26 agosto, 2006

Del primer baño de don Juan con nosotros

ablóse de salir al jardín, tomar un bocado (corrió otra vez Marcos), e darnos un baño, mas dijo don Juan al pequeño Marino, que no diese saltos e que no nadase con fuerzas con sus piernas, sino que se dejase flotar en las aguas e refrescase su cuerpo. Con esto, le dije a los presentes:

“Acaso don Juan, si usamos nosotros nuestras calzonas, tomase un baño con nosotros, que sé le hace grande ilusión”.

E no pensando mucho la respuesta, dijo éste:

“Bien me parece más lo de vuestras calzonas que lo del baño, pero he de dejar bien claro que me gustaría disfrutar de la compaña de los niños (e de los no tan niños) flotando en las aguas frescas”.

“¡Bien!”, se oyó entre los más pequeños, “Don Juan tomará un baño con nosotros”.

E apareciendo Marcos, no podía creer en lo que pasaba e fizo intención de quitar su ropa allí mesmo e le fice señas de que mudárase en la casa.
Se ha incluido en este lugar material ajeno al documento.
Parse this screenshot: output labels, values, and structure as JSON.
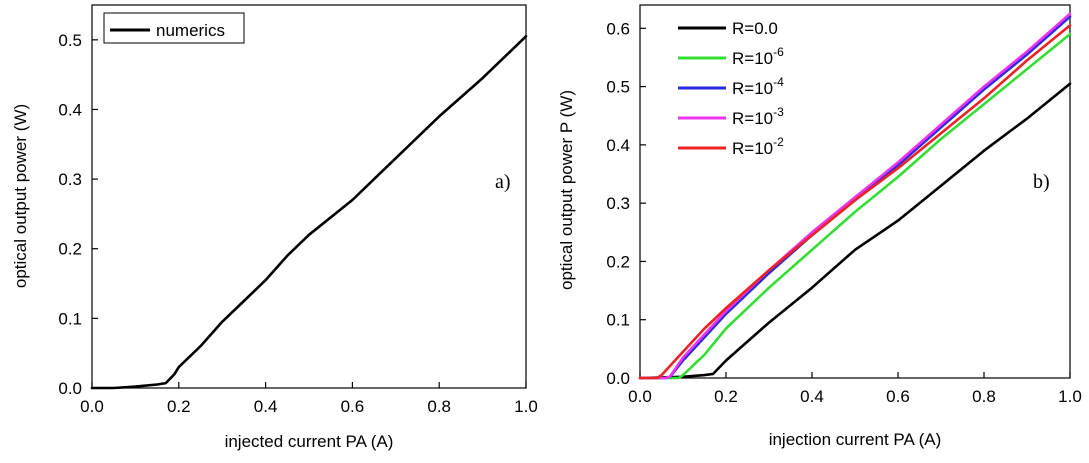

Así mesmo se lo manifesté a los niños, que en el cuarto de Marino se cambiaron de ropas y en calzonas de colores salieron. Viendo don Juan aquello, pasó a su dormitorio e vino con sus calzonas de color azul obscuro en diciendo:

“Si me ve alguno que bien me sé, al hospital habría que llevarlo con un desmayo”.

E bajando a las aguas por la pequeña escalera de metal, púsose de tal forma, que asió a Marinín e dióle un paseo dejando su cuerpo flotar, y éste, metiendo las manos en el agua, mojó a don Juan la cabellera en diciendo:

“No es bautizo, mas os evitará se os caliente la sesera”.